Using the measurements provided by NASA’s ICESat-2 show, Ben Smith of the University of Washington, conducted a study and published his catastrophic findings of the two ice sheets in the journal Science. The study reveals that Greenland loses 200 billion tons of grounded ice per year, and Antarctica more than 100 billion.
ICESat-2 is a NASA satellite launched in 2018 with the mission to measure the changes in the ice sheets’ height and the thickness of polar sea ice. Provided highly sensitive laser technology, ICESat-2 is meant to continue the work former ICESat performed until 2009. Ben Smith’s study is one of the first made using this satellite’s data.
In the last 17 years, the global sea level increased with half an inch due to the major melting and submerging of the ice sheets in Greenland and Antarctica. Now, the exact places and reasons why they are happening are clearer.

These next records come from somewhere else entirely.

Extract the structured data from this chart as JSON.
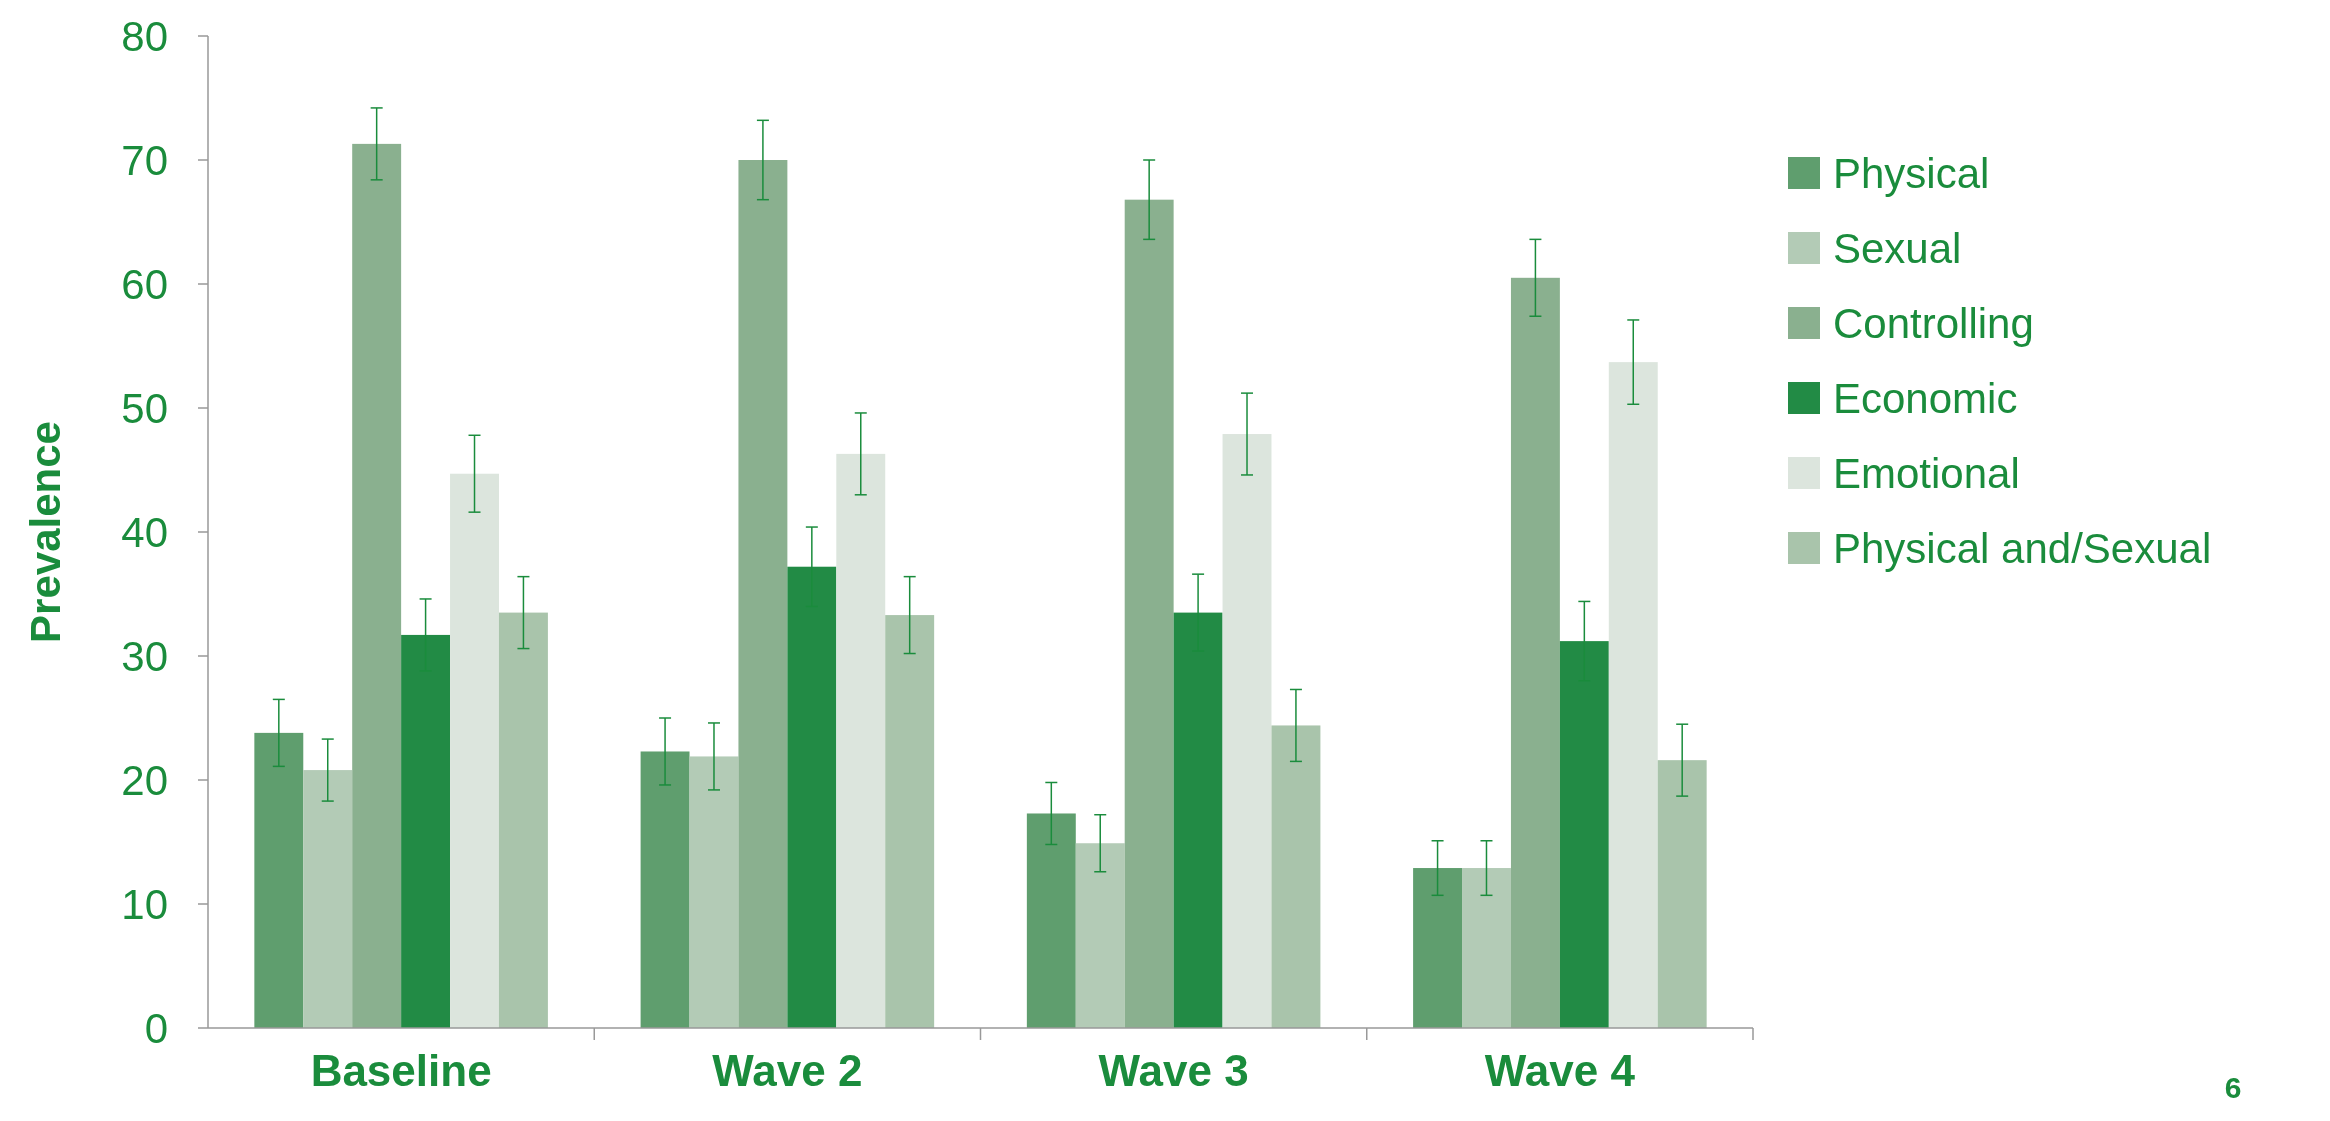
{
  "chart_data": {
    "type": "bar",
    "ylabel": "Prevalence",
    "categories": [
      "Baseline",
      "Wave 2",
      "Wave 3",
      "Wave 4"
    ],
    "series": [
      {
        "name": "Physical",
        "color": "#5f9e6e",
        "values": [
          23.8,
          22.3,
          17.3,
          12.9
        ],
        "errors": [
          2.7,
          2.7,
          2.5,
          2.2
        ]
      },
      {
        "name": "Sexual",
        "color": "#b3cbb6",
        "values": [
          20.8,
          21.9,
          14.9,
          12.9
        ],
        "errors": [
          2.5,
          2.7,
          2.3,
          2.2
        ]
      },
      {
        "name": "Controlling",
        "color": "#8ab08f",
        "values": [
          71.3,
          70.0,
          66.8,
          60.5
        ],
        "errors": [
          2.9,
          3.2,
          3.2,
          3.1
        ]
      },
      {
        "name": "Economic",
        "color": "#228b45",
        "values": [
          31.7,
          37.2,
          33.5,
          31.2
        ],
        "errors": [
          2.9,
          3.2,
          3.1,
          3.2
        ]
      },
      {
        "name": "Emotional",
        "color": "#dce5dd",
        "values": [
          44.7,
          46.3,
          47.9,
          53.7
        ],
        "errors": [
          3.1,
          3.3,
          3.3,
          3.4
        ]
      },
      {
        "name": "Physical and/Sexual",
        "color": "#a9c4ab",
        "values": [
          33.5,
          33.3,
          24.4,
          21.6
        ],
        "errors": [
          2.9,
          3.1,
          2.9,
          2.9
        ]
      }
    ],
    "ylim": [
      0,
      80
    ],
    "yticks": [
      0,
      10,
      20,
      30,
      40,
      50,
      60,
      70,
      80
    ],
    "grid": false,
    "legend": "right",
    "annotations": [
      "6"
    ]
  }
}
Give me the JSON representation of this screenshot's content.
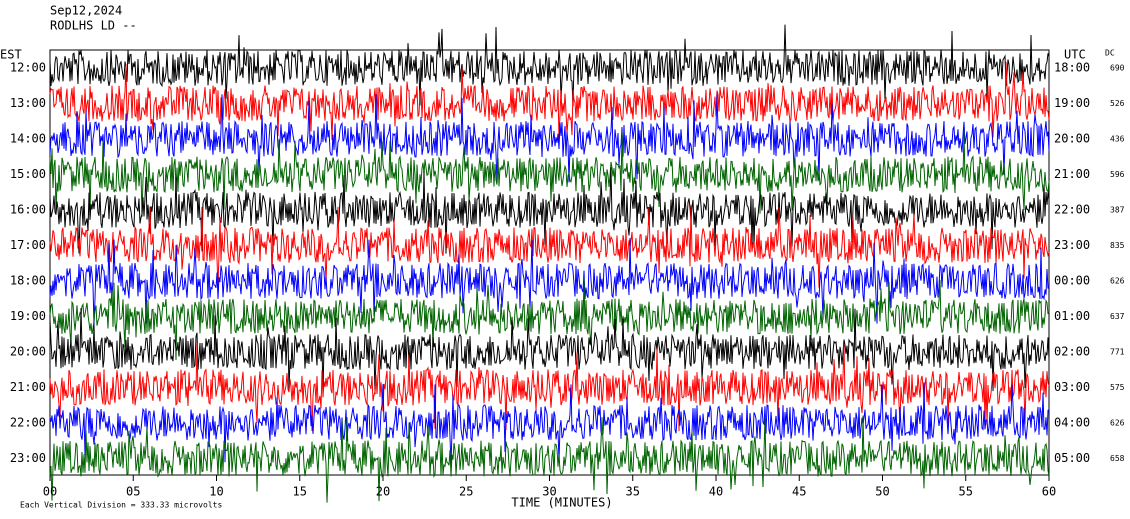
{
  "header": {
    "lines": [
      "Sep12,2024",
      "RODLHS LD --"
    ],
    "left_zone": "EST",
    "right_zone": "UTC",
    "dc_label": "DC"
  },
  "rows": [
    {
      "est": "12:00",
      "utc": "18:00",
      "dc": "690",
      "color": "#000000"
    },
    {
      "est": "13:00",
      "utc": "19:00",
      "dc": "526",
      "color": "#ff0000"
    },
    {
      "est": "14:00",
      "utc": "20:00",
      "dc": "436",
      "color": "#0000ff"
    },
    {
      "est": "15:00",
      "utc": "21:00",
      "dc": "596",
      "color": "#006400"
    },
    {
      "est": "16:00",
      "utc": "22:00",
      "dc": "387",
      "color": "#000000"
    },
    {
      "est": "17:00",
      "utc": "23:00",
      "dc": "835",
      "color": "#ff0000"
    },
    {
      "est": "18:00",
      "utc": "00:00",
      "dc": "626",
      "color": "#0000ff"
    },
    {
      "est": "19:00",
      "utc": "01:00",
      "dc": "637",
      "color": "#006400"
    },
    {
      "est": "20:00",
      "utc": "02:00",
      "dc": "771",
      "color": "#000000"
    },
    {
      "est": "21:00",
      "utc": "03:00",
      "dc": "575",
      "color": "#ff0000"
    },
    {
      "est": "22:00",
      "utc": "04:00",
      "dc": "626",
      "color": "#0000ff"
    },
    {
      "est": "23:00",
      "utc": "05:00",
      "dc": "658",
      "color": "#006400"
    }
  ],
  "x_axis": {
    "title": "TIME (MINUTES)",
    "ticks": [
      "00",
      "05",
      "10",
      "15",
      "20",
      "25",
      "30",
      "35",
      "40",
      "45",
      "50",
      "55",
      "60"
    ]
  },
  "footer": "Each Vertical Division =  333.33 microvolts"
}
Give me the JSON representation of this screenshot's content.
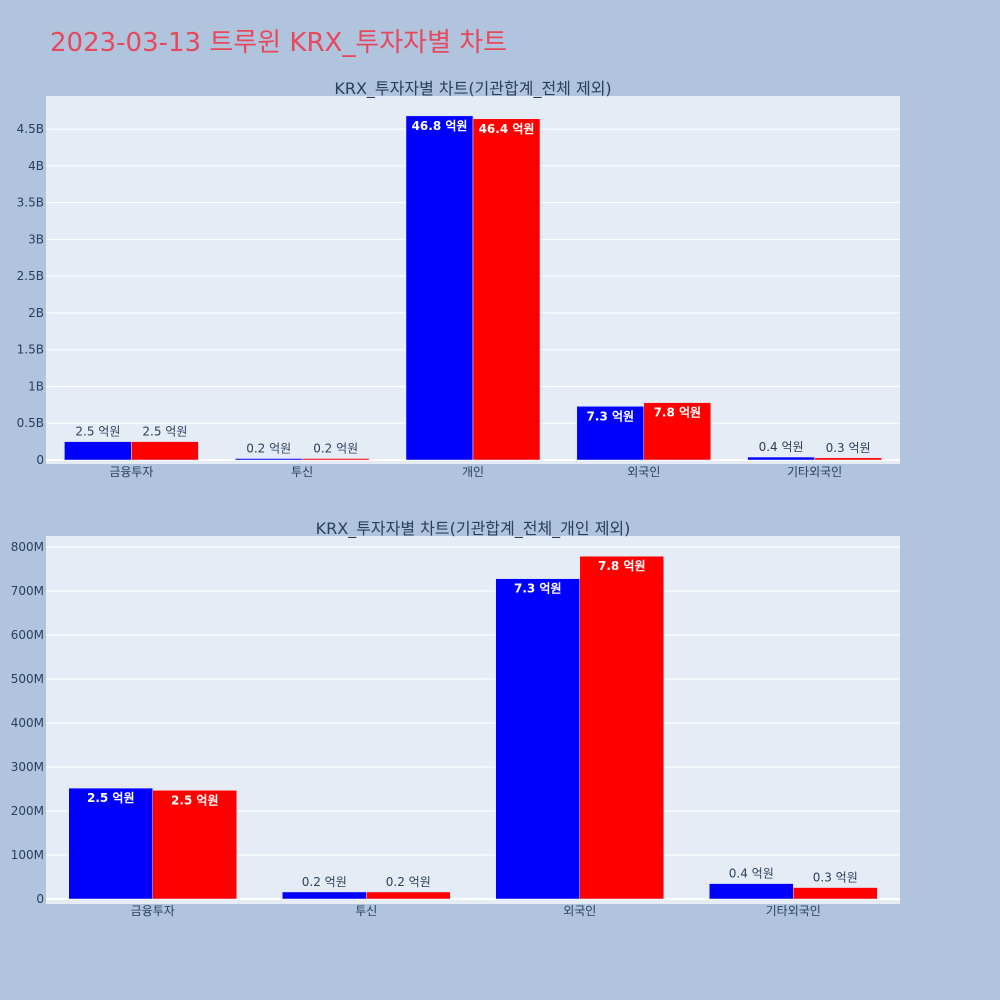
{
  "page_title": "2023-03-13 트루윈 KRX_투자자별 차트",
  "colors": {
    "buy": "#0000ff",
    "sell": "#ff0000",
    "plot_bg": "#e5ecf6",
    "paper_bg": "#b0c4de",
    "title": "#e8485c"
  },
  "chart_data": [
    {
      "type": "bar",
      "title": "KRX_투자자별 차트(기관합계_전체 제외)",
      "categories": [
        "금융투자",
        "투신",
        "개인",
        "외국인",
        "기타외국인"
      ],
      "series": [
        {
          "color": "#0000ff",
          "values": [
            250000000,
            20000000,
            4680000000,
            730000000,
            40000000
          ],
          "labels": [
            "2.5 억원",
            "0.2 억원",
            "46.8 억원",
            "7.3 억원",
            "0.4 억원"
          ]
        },
        {
          "color": "#ff0000",
          "values": [
            250000000,
            20000000,
            4640000000,
            780000000,
            30000000
          ],
          "labels": [
            "2.5 억원",
            "0.2 억원",
            "46.4 억원",
            "7.8 억원",
            "0.3 억원"
          ]
        }
      ],
      "ylim": [
        0,
        4950000000
      ],
      "yticks": [
        0,
        500000000,
        1000000000,
        1500000000,
        2000000000,
        2500000000,
        3000000000,
        3500000000,
        4000000000,
        4500000000
      ],
      "ytick_labels": [
        "0",
        "0.5B",
        "1B",
        "1.5B",
        "2B",
        "2.5B",
        "3B",
        "3.5B",
        "4B",
        "4.5B"
      ],
      "grid": true
    },
    {
      "type": "bar",
      "title": "KRX_투자자별 차트(기관합계_전체_개인 제외)",
      "categories": [
        "금융투자",
        "투신",
        "외국인",
        "기타외국인"
      ],
      "series": [
        {
          "color": "#0000ff",
          "values": [
            252000000,
            16000000,
            728000000,
            35000000
          ],
          "labels": [
            "2.5 억원",
            "0.2 억원",
            "7.3 억원",
            "0.4 억원"
          ]
        },
        {
          "color": "#ff0000",
          "values": [
            247000000,
            16000000,
            779000000,
            26000000
          ],
          "labels": [
            "2.5 억원",
            "0.2 억원",
            "7.8 억원",
            "0.3 억원"
          ]
        }
      ],
      "ylim": [
        0,
        825000000
      ],
      "yticks": [
        0,
        100000000,
        200000000,
        300000000,
        400000000,
        500000000,
        600000000,
        700000000,
        800000000
      ],
      "ytick_labels": [
        "0",
        "100M",
        "200M",
        "300M",
        "400M",
        "500M",
        "600M",
        "700M",
        "800M"
      ],
      "grid": true
    }
  ]
}
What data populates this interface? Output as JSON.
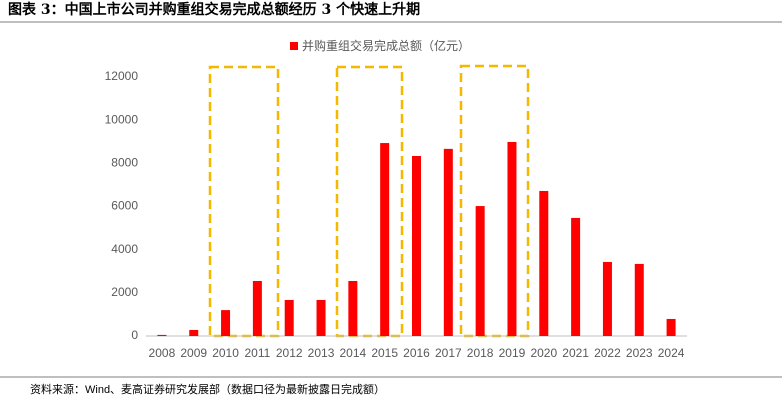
{
  "chart_data": {
    "type": "bar",
    "title": "图表 3：中国上市公司并购重组交易完成总额经历 3 个快速上升期",
    "source": "资料来源：Wind、麦高证券研究发展部（数据口径为最新披露日完成额）",
    "categories": [
      "2008",
      "2009",
      "2010",
      "2011",
      "2012",
      "2013",
      "2014",
      "2015",
      "2016",
      "2017",
      "2018",
      "2019",
      "2020",
      "2021",
      "2022",
      "2023",
      "2024"
    ],
    "series": [
      {
        "name": "并购重组交易完成总额（亿元）",
        "color": "#ff0000",
        "values": [
          50,
          280,
          1200,
          2550,
          1670,
          1670,
          2550,
          8940,
          8340,
          8670,
          6020,
          8990,
          6720,
          5470,
          3430,
          3340,
          790
        ]
      }
    ],
    "ylim": [
      0,
      12000
    ],
    "yticks": [
      0,
      2000,
      4000,
      6000,
      8000,
      10000,
      12000
    ]
  }
}
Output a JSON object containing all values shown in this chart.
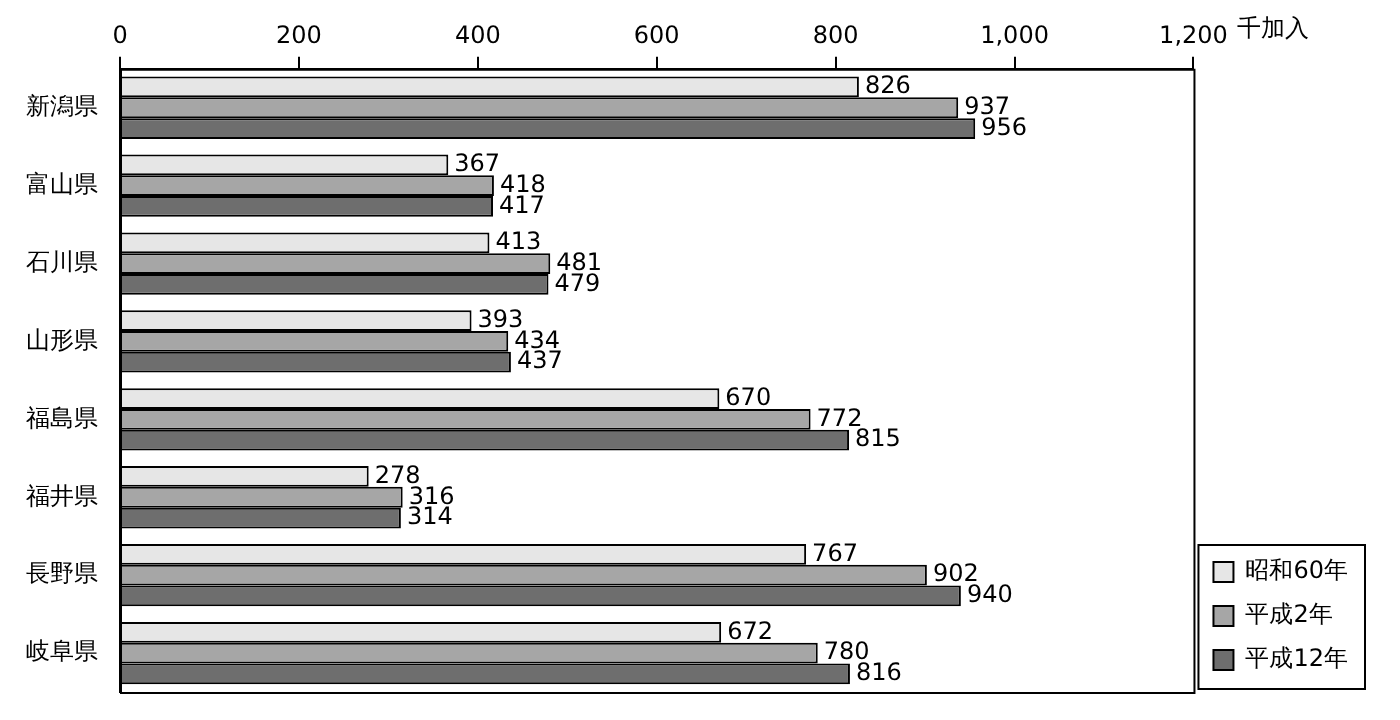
{
  "chart_data": {
    "type": "bar",
    "orientation": "horizontal",
    "xlabel": "千加入",
    "categories": [
      "新潟県",
      "富山県",
      "石川県",
      "山形県",
      "福島県",
      "福井県",
      "長野県",
      "岐阜県"
    ],
    "series": [
      {
        "name": "昭和60年",
        "color": "#e6e6e6",
        "values": [
          826,
          367,
          413,
          393,
          670,
          278,
          767,
          672
        ]
      },
      {
        "name": "平成2年",
        "color": "#a6a6a6",
        "values": [
          937,
          418,
          481,
          434,
          772,
          316,
          902,
          780
        ]
      },
      {
        "name": "平成12年",
        "color": "#6e6e6e",
        "values": [
          956,
          417,
          479,
          437,
          815,
          314,
          940,
          816
        ]
      }
    ],
    "xlim": [
      0,
      1200
    ],
    "xticks": [
      0,
      200,
      400,
      600,
      800,
      {
        "value": 1000,
        "label": "1,000"
      },
      {
        "value": 1200,
        "label": "1,200"
      }
    ],
    "data_labels": true,
    "grid": false,
    "legend": "bottom right"
  }
}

Global warming melts Greenland and Antarctica ice sheets at a fast pace
West Antarctica and the Antarctic Peninsula are the most affected areas in Antarctica. The phenomenon that induced the ice loss there is crumbling glaciers. Northwest and Southeast Greenland had the same fate but because of a different reason: surface melting.
The mass they’ve gained, although salutary, couldn’t be considered to compensate for the loss. Greenland ice sheet gained ice in the center, while Antarctica improved in its Eats region. The reasons? The study says that the central cause is the warm ocean currents are melting ice shelves. They are like the backbone of ice sheets.
They are floating platforms formed where the ice sheet flows down to the coastline and onto the surface of the ocean. If they grow weak, the ice sheet falls apart. And guess what made the ocean currents get warmer? Methane from fossil fuel should ring the right bell.